If Carnegie Mellon University associate professor Priya Narasimhan launches a company this year called Yinz Media, she'll award points to the Pittsburgh Penguins, who gave her a place to test her idea -- the team's home games.
The hockey team has been working this season to drive both its goal of being a cutting-edge operation that connects with a young fan base and creating goodwill and opportunities in the business community.
Even as the team took the city through gut-wrenching weeks of almost too many losses and then a storybook save to make the playoffs, the Penguins' business staff was experimenting with technology add-ons -- from online games to Web polls to Twittering.
Since January, about 12,400 fans have been playing a beta-version of an online game developed by the same start-up company that created a game kiosk for Children's Hospital.
More than 300 unique users at an early April game were using wi-fi enabled phones to check out angles of interim coach Dan Bylsma and goaltender Marc-Andre Fleury not typically available on the Jumbo-Tron but made possible by Dr. Narasimhan's Yinz Cam project.
More than 50 people have RSVP'd to attend a Tweetup party tonight at the T.G.I. Friday's restaurant in Robinson. That one wasn't officially part of the team's experimental programs. The league is trying to get this going in each hockey town.
The Penguins use of the Twitter site that allows people to share micro-posts had already attracted about 3,500 fans. So when the team saw that some of its Twitter followers planned to gather, it worked out a spot with a sponsor and set aside prizes.
Earlier this week, the only city with more people signed up for a Tweetup was New York, according to an NHL spokesman.
More ideas are in testing, and still more may become part of the new arena now under construction.
To hear those involved tell it, the project came about because of brainstorming last spring between the Penguins, who wanted a new arena, and the Pittsburgh Technology Council, which had a new leader.
The Penguins wanted to build an arena ready for whatever the future brings, something that can be hard to do as technology evolves at light speed. The tech council had 1,400 members who didn't always connect but who had lots of ideas.
The two organizations decided to see what ideas those members might have for the new arena. A 45-minute Tech Council interview made available as a podcast brought in more than 100 proposals. The Penguins gave almost everyone who responded time to make a pitch.
"People came like it was a real pitch," said Audrey Russo, tech council chief. And it turned out to be one.
The Penguins chose several ideas to try to use immediately. An online poll on the team's Web site is a variation created by Strip District-based Civic Science that helps build a profile of the fan base. Content Vision, on Penn Avenue, gave them the ability to manage multiple video feeds.
In some cases, the team looked past a proposal to the skills. East Liberty-based Electric Owl Studios, a 2-year-old start-up founded by CMU grads, suggested the Penguins might install one of its game kiosks in the team's children's area.
The team later called to ask Electric Owl about developing a fantasy game specific to the Penguins, to appeal to the 25- to 34-year-olds the team sees as the 'sweet spot' of its market.
Electric Owl -- whose partners are all 26 to 28 -- jumped at the chance, said Fred Gallart, president and CEO. "We're all such hockey nerds."

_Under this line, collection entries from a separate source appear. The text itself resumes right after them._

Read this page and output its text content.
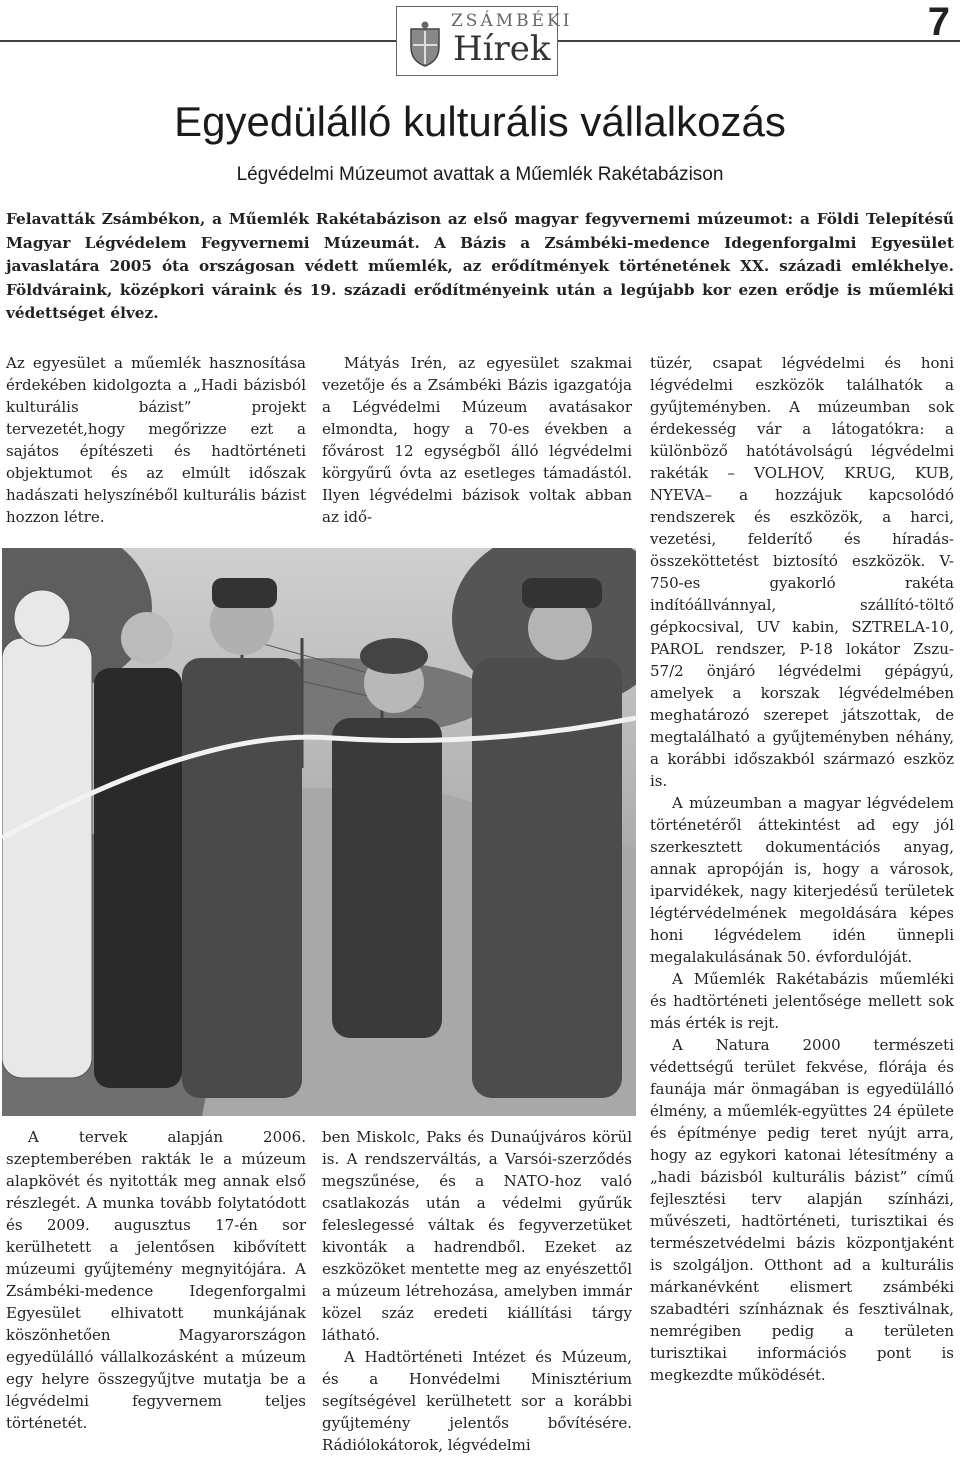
ZSÁMBÉKI
Hírek
7
Egyedülálló kulturális vállalkozás
Légvédelmi Múzeumot avattak a Műemlék Rakétabázison
Felavatták Zsámbékon, a Műemlék Rakétabázison az első magyar fegyvernemi múzeumot: a Földi Telepítésű Magyar Légvédelem Fegyvernemi Múzeumát. A Bázis a Zsámbéki-medence Idegenforgalmi Egyesület javaslatára 2005 óta országosan védett műemlék, az erődítmények történetének XX. századi emlékhelye. Földváraink, középkori váraink és 19. századi erődítményeink után a legújabb kor ezen erődje is műemléki védettséget élvez.

Az egyesület a műemlék hasznosítása érdekében kidolgozta a „Hadi bázisból kulturális bázist” projekt tervezetét,hogy megőrizze ezt a sajátos építészeti és hadtörténeti objektumot és az elmúlt időszak hadászati helyszínéből kulturális bázist hozzon létre.

Mátyás Irén, az egyesület szakmai vezetője és a Zsámbéki Bázis igazgatója a Légvédelmi Múzeum avatásakor elmondta, hogy a 70-es években a fővárost 12 egységből álló légvédelmi körgyűrű óvta az esetleges támadástól. Ilyen légvédelmi bázisok voltak abban az idő-

tüzér, csapat légvédelmi és honi légvédelmi eszközök találhatók a gyűjteményben. A múzeumban sok érdekesség vár a látogatókra: a különböző hatótávolságú légvédelmi rakéták – VOLHOV, KRUG, KUB, NYEVA– a hozzájuk kapcsolódó rendszerek és eszközök, a harci, vezetési, felderítő és híradás-összeköttetést biztosító eszközök. V-750-es gyakorló rakéta indítóállvánnyal, szállító-töltő gépkocsival, UV kabin, SZTRELA-10, PAROL rendszer, P-18 lokátor Zszu-57/2 önjáró légvédelmi gépágyú, amelyek a korszak légvédelmében meghatározó szerepet játszottak, de megtalálható a gyűjteményben néhány, a korábbi időszakból származó eszköz is.

A múzeumban a magyar légvédelem történetéről áttekintést ad egy jól szerkesztett dokumentációs anyag, annak apropóján is, hogy a városok, iparvidékek, nagy kiterjedésű területek légtérvédelmének megoldására képes honi légvédelem idén ünnepli megalakulásának 50. évfordulóját.

A Műemlék Rakétabázis műemléki és hadtörténeti jelentősége mellett sok más érték is rejt.

A Natura 2000 természeti védettségű terület fekvése, flórája és faunája már önmagában is egyedülálló élmény, a műemlék-együttes 24 épülete és építménye pedig teret nyújt arra, hogy az egykori katonai létesítmény a „hadi bázisból kulturális bázist” című fejlesztési terv alapján színházi, művészeti, hadtörténeti, turisztikai és természetvédelmi bázis központjaként is szolgáljon. Otthont ad a kulturális márkanévként elismert zsámbéki szabadtéri színháznak és fesztiválnak, nemrégiben pedig a területen turisztikai információs pont is megkezdte működését.

A tervek alapján 2006. szeptemberében rakták le a múzeum alapkövét és nyitották meg annak első részlegét. A munka tovább folytatódott és 2009. augusztus 17-én sor kerülhetett a jelentősen kibővített múzeumi gyűjtemény megnyitójára. A Zsámbéki-medence Idegenforgalmi Egyesület elhivatott munkájának köszönhetően Magyarországon egyedülálló vállalkozásként a múzeum egy helyre összegyűjtve mutatja be a légvédelmi fegyvernem teljes történetét.

ben Miskolc, Paks és Dunaújváros körül is. A rendszerváltás, a Varsói-szerződés megszűnése, és a NATO-hoz való csatlakozás után a védelmi gyűrűk feleslegessé váltak és fegyverzetüket kivonták a hadrendből. Ezeket az eszközöket mentette meg az enyészettől a múzeum létrehozása, amelyben immár közel száz eredeti kiállítási tárgy látható.

A Hadtörténeti Intézet és Múzeum, és a Honvédelmi Minisztérium segítségével kerülhetett sor a korábbi gyűjtemény jelentős bővítésére. Rádiólokátorok, légvédelmi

Extra Attacker, now on the team's Web site, looks simple, but the better a fan knows the players, the more strategic his play. "It also drives our fans to watch the complete game," said Jeremy Zimmer, director of new media.
Already, improvements are planned for next season, including more social networking functions. Mr. Gallart, whose company isn't profitable yet, could see taking the game to other teams or even other sports.
The Yinz Cam project is all about making the experience at the game more compelling. "They essentially decided to take a chance on us," said Dr. Narasimhan, whose team includes another faculty member and about 10 students.
They had a wireless network installed inside Mellon Arena accessible only to those at the game.
Initially, the project just streamed live video. But it took off after cameras were set up to capture intimate views of the coach or other nontraditional scenes. Fans with wi-fi-enabled devices can choose which angle they see, or capture a replay.
In the next six months, Dr. Narasimhan said, she'd like to ramp up the project into an official company that could serve other teams, even those in Pittsburgh.
She couldn't drum up sponsors for the experiment so she funded most of the work through her own accounts.
So far, nobody seems to be making a lot of money off these projects. The team's business staff was willing to devote countless hours to development and testing but didn't have a big budget.
"What we're doing is giving them the opportunity to showcase their product with a professional sports team," said Dave Soltesz, the Penguins' vice president of sales and marketing.
The companies may develop products that can be sold elsewhere while the team could start lining up sponsors.